The first radioactive fallout from Japan's multi-reactor nuclear accident arrived on the East Coast late last week, Progress Energy and other nuclear plant operators reported.
More trace amounts of radioactive material are expected to be picked up this week by measurement equipment used by Progress Energy, Duke Energy and Scana Corp., the regional power companies that operate nuclear plants in the Carolinas.
The amounts detected so far are minuscule and pose no public health risks, nuclear experts and health officials said Sunday. A roundtrip international airline flight exposes a person to 100,000 times as much radiation, according to the U.S. Environmental Protection Agency.
"You could continue to receive that kind of dosage and not accumulate anything because it's so small," said Brian McFeaters, disaster preparedness coordinator for Wake County Human Services.
Last week Raleigh-based Progress Energy said it picked up very low levels of iodine-131, a radioactive byproduct of nuclear fission, at its Robinson nuclear plant in South Carolina and at the Crystal River plant in Florida.
The company expects to pick up similar readings this week when it takes periodic tests at the Shearon Harris nuclear plant in Wake County and the Brunswick plant near Wilmington, Progress spokesman Drew Elliot said.
The samples detected on the East Coast traveled half-way around the planet from Japan since several reactors were disabled by a tsunami March 11.
Elliot said the radioactive traces are not from Progress nuclear plants, because they were measured in isolation without the presence of other isotopes that would be present if the radioactive release took place locally.
"It's just above the threshold of detectability in our very sensitive measuring devices," Elliot said.
In much greater amounts, iodine-131 can cause thyroid cancer.

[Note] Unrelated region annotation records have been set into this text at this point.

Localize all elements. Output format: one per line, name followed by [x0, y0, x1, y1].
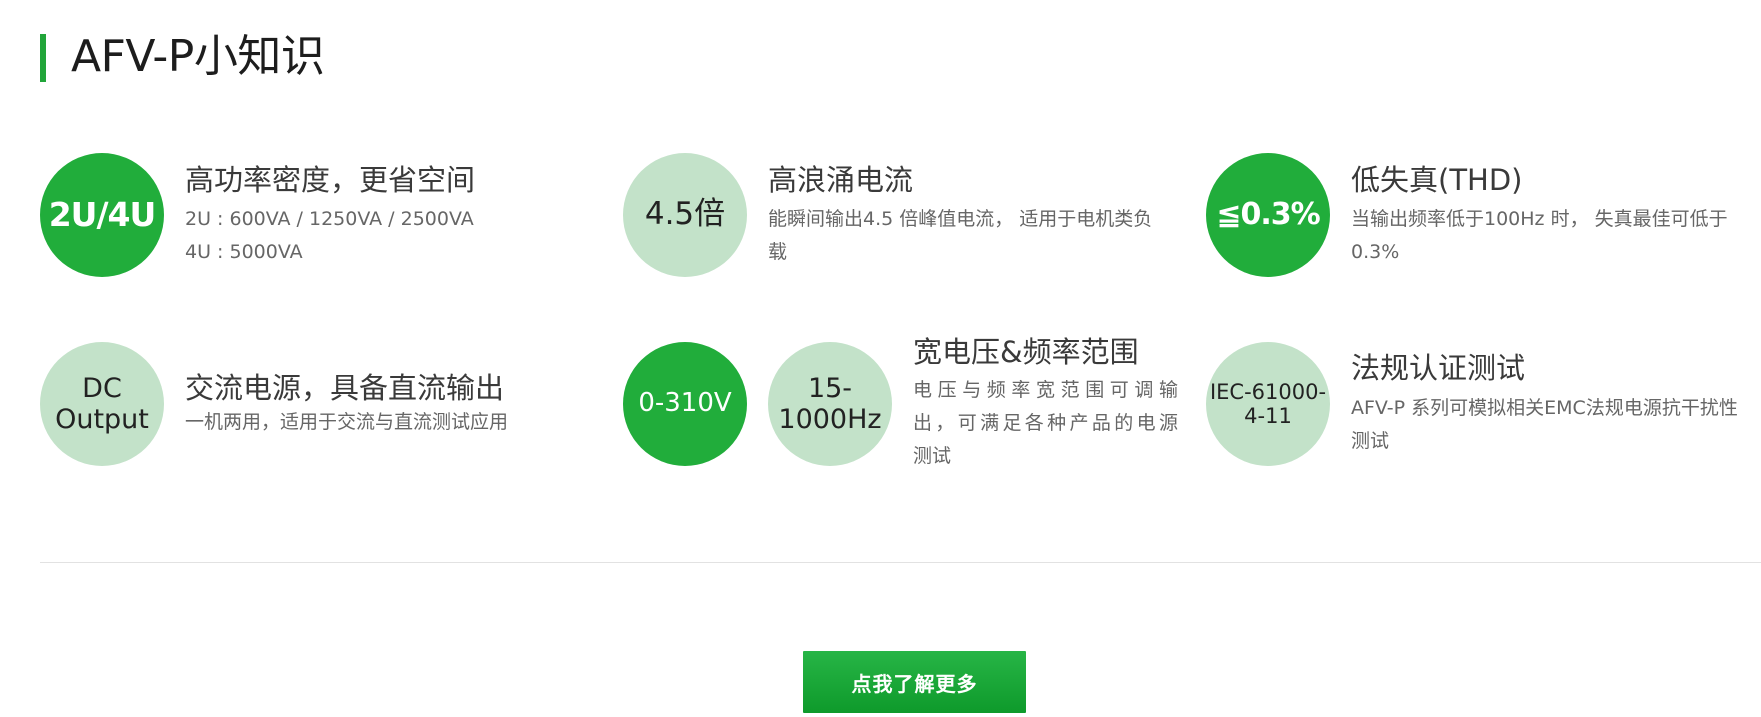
feature-description-line: 4U : 5000VA — [185, 241, 303, 263]
feature-description-line: 0.3% — [1351, 241, 1400, 263]
feature-description: 能瞬间输出4.5 倍峰值电流， 适用于电机类负 载 — [768, 203, 1178, 269]
feature-badge-line: IEC-61000- — [1209, 379, 1327, 404]
feature-badge-line: Output — [55, 404, 149, 435]
feature-badge: 4.5倍 — [623, 153, 747, 277]
feature-badge: IEC-61000- 4-11 — [1206, 342, 1330, 466]
title-accent-bar — [40, 34, 46, 82]
feature-description-line: 2U : 600VA / 1250VA / 2500VA — [185, 208, 474, 230]
feature-title: 法规认证测试 — [1351, 351, 1526, 385]
feature-title: 宽电压&频率范围 — [913, 335, 1139, 369]
feature-title: 低失真(THD) — [1351, 163, 1523, 197]
feature-badge: ≦0.3% — [1206, 153, 1330, 277]
section-divider — [40, 562, 1761, 563]
feature-badge: DC Output — [40, 342, 164, 466]
feature-badge-line: 1000Hz — [778, 404, 882, 435]
feature-description: 电压与频率宽范围可调输 出，可满足各种产品的电源 测试 — [913, 374, 1178, 473]
feature-description: 2U : 600VA / 1250VA / 2500VA 4U : 5000VA — [185, 203, 474, 269]
learn-more-button[interactable]: 点我了解更多 — [803, 651, 1026, 713]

Iodine-131 deteriorates rapidly, losing half its radioactivity every eight days.
U.S. authorities detected trace amounts of radioactive material on the West Coast early last week. The EPA reported small amounts of iodine, cesium and tellurium.
Japanese authorities have been scrambling to limit radioactive releases since emergency cooling equipment was knocked out at multiple nuclear reactors.
Since the natural disaster struck northern Japan, nuclear fuel at several reactors has melted, releasing radioactive materials into the atmosphere. The levels would be most dangerous near the damaged plants.